Notably, five months after treatment, the patient’s B-cell count began to rise, but her symptoms did not return. Because the horde of dysfunctional B cells had been wiped out of the body, the bone marrow began producing new “baby” B cells that don’t pump out the same autoantibodies that their predecessors did, he said. Schett.
The other four patients also started producing new B cells within months of treatment, without relapse. It appears that restarting the B-cell system in this way could prevent the disease from returning, but they will need to keep monitoring the patients to be sure, Schett said.

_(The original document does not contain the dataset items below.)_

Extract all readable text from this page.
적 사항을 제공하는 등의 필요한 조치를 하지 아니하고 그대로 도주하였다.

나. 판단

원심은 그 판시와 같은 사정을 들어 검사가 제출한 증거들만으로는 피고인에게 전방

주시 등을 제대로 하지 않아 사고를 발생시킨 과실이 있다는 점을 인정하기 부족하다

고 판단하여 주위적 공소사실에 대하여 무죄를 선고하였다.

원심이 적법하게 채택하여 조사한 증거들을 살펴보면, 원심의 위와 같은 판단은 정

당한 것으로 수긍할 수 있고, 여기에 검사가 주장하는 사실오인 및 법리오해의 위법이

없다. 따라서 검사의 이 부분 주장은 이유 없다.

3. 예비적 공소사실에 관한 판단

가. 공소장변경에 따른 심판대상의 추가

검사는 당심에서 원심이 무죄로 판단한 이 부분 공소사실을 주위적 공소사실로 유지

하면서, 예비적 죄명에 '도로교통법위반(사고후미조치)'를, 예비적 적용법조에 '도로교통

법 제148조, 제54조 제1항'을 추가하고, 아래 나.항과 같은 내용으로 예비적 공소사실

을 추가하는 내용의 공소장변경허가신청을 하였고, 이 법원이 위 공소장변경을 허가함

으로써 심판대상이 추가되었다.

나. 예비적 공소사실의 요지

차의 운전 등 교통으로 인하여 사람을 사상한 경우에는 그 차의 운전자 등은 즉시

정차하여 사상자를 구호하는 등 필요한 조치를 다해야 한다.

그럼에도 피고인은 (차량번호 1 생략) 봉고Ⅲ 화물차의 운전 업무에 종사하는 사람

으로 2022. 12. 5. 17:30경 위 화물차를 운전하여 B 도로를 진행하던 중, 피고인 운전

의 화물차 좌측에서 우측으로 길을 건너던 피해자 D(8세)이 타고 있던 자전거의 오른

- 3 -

“The median follow-up of 8 months is too early to determine whether it’s a complete remission,” said Dr. Jean Yean-jin Lin, instructor of medicine (rheumatology) at Northwestern University Feinberg School of Medicine, who did not participate in the trial. “It is possible that these naïve B cells over time re-encounter self-antigens and become autoreactive,” Lin told Live Science in an email.
None of the patients developed cytokine release syndrome or other serious side effects, but that may not be true for all lupus patients, he noted. “The tolerability looked good, but when more patients are treated, more side effects will probably surface,” Dr. Ronald van Vollenhoven, a professor of rheumatology at the University of Amsterdam Medical Centers who was not involved, told Live Science in the essay an email
Schett and his team are organizing a larger trial of CAR T-cell therapy for lupus, as well as the autoimmune diseases systemic sclerosis and myositis. In the future, the therapy could also be tested as a treatment for rheumatoid arthritis and multiple sclerosis, among other autoimmune disorders, Schett said.
If ultimately approved, CAR T for lupus “would be an option for patients who have very severe SLE and have not failed available treatments,” van Vollenhoven said. “Also in the long term, the question is whether this new therapy could achieve lasting remission or even a ‘cure’.”
“The potential of CAR T to reshape the immune system and lead to durable remission without treatment is exciting,” said Lin.